Пусть повсюду – брошенное оружие, покрывающееся ржавчиной.
На обочинах шоссе я мог бы пригоршнями собирать патроны и набить ими шляпу.
В изобилии валяются повсюду и снаряды, неглубоко ушедшие в землю, такую мягкую после прошлогодних дождей, что снаряды не разорвались. Они похожи на большие черные арбузы с блестящей коркой. Я старательно обхожу их. У меня нет охоты посмотреть, каковы они внутри.
Те, кто отведал их вкус или схватил на лету пулю, лежат неприбранные среди трав.
Собаки и волки, воронье, муравьи и черви обглодали их кости.
Валяются залатанные постолы и стоптанные башмаки, разорванные фуражки и рукава кителей.
Хочется закрыть глаза, чтобы ничего этого не видеть. Но я не могу. Я должен увидеть все. Увидеть и ничего не забыть.
Шоссе, которое сначала шло под гору, теперь плавно подымается по склону.
Над одичавшим полем стоит запах трав, вызревших под горячими лучами середины лета.
Тяжело, наверно, было бы идти по этой дороге весной, когда оттаяла земля, а с нею и тысячи трупов погибших солдат, которых победители немцы не захотели похоронить. Дожди и солнце ускорили разложение тел, что не успели пожрать пресыщенное земное зверье и прожорливые хищники неба.
Бои на старой, издавна напоенной кровью Бухарестской дороге были, видимо, особенно кровавыми, если судить по числу погибших, теперь уже укрытых травой, по оборонительным траншеям, большим воронкам от снарядов и более мелким – от шрапнели.
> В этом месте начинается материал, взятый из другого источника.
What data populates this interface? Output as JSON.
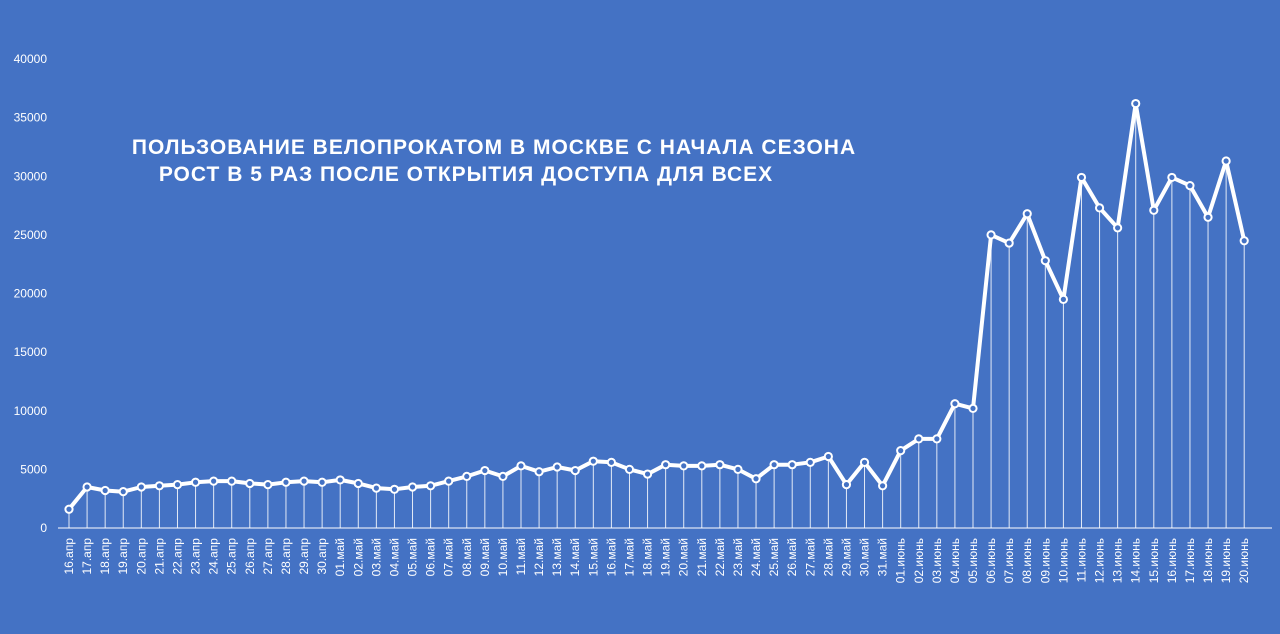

Мертвецы лежат в той позе, как застал их последний, гибельный миг. Под телами их трава низкая. Зато рядом с костями, скрытыми под изодранной военной формой, она поднялась высоко и буйно. Кровь убитых впитала земля и смыли дожди. Вон, смотри: солдатские мундиры так и стоят возле бруствера, изготовившись для стрельбы. Только головы чуть отклонились в сторону, как будто люди, устав от напряжения, закрыли на мгновение глаза – отдохнуть. Лишь подойдя ближе, увидишь пустые провалы глазниц и мертвенный оскал челюстей…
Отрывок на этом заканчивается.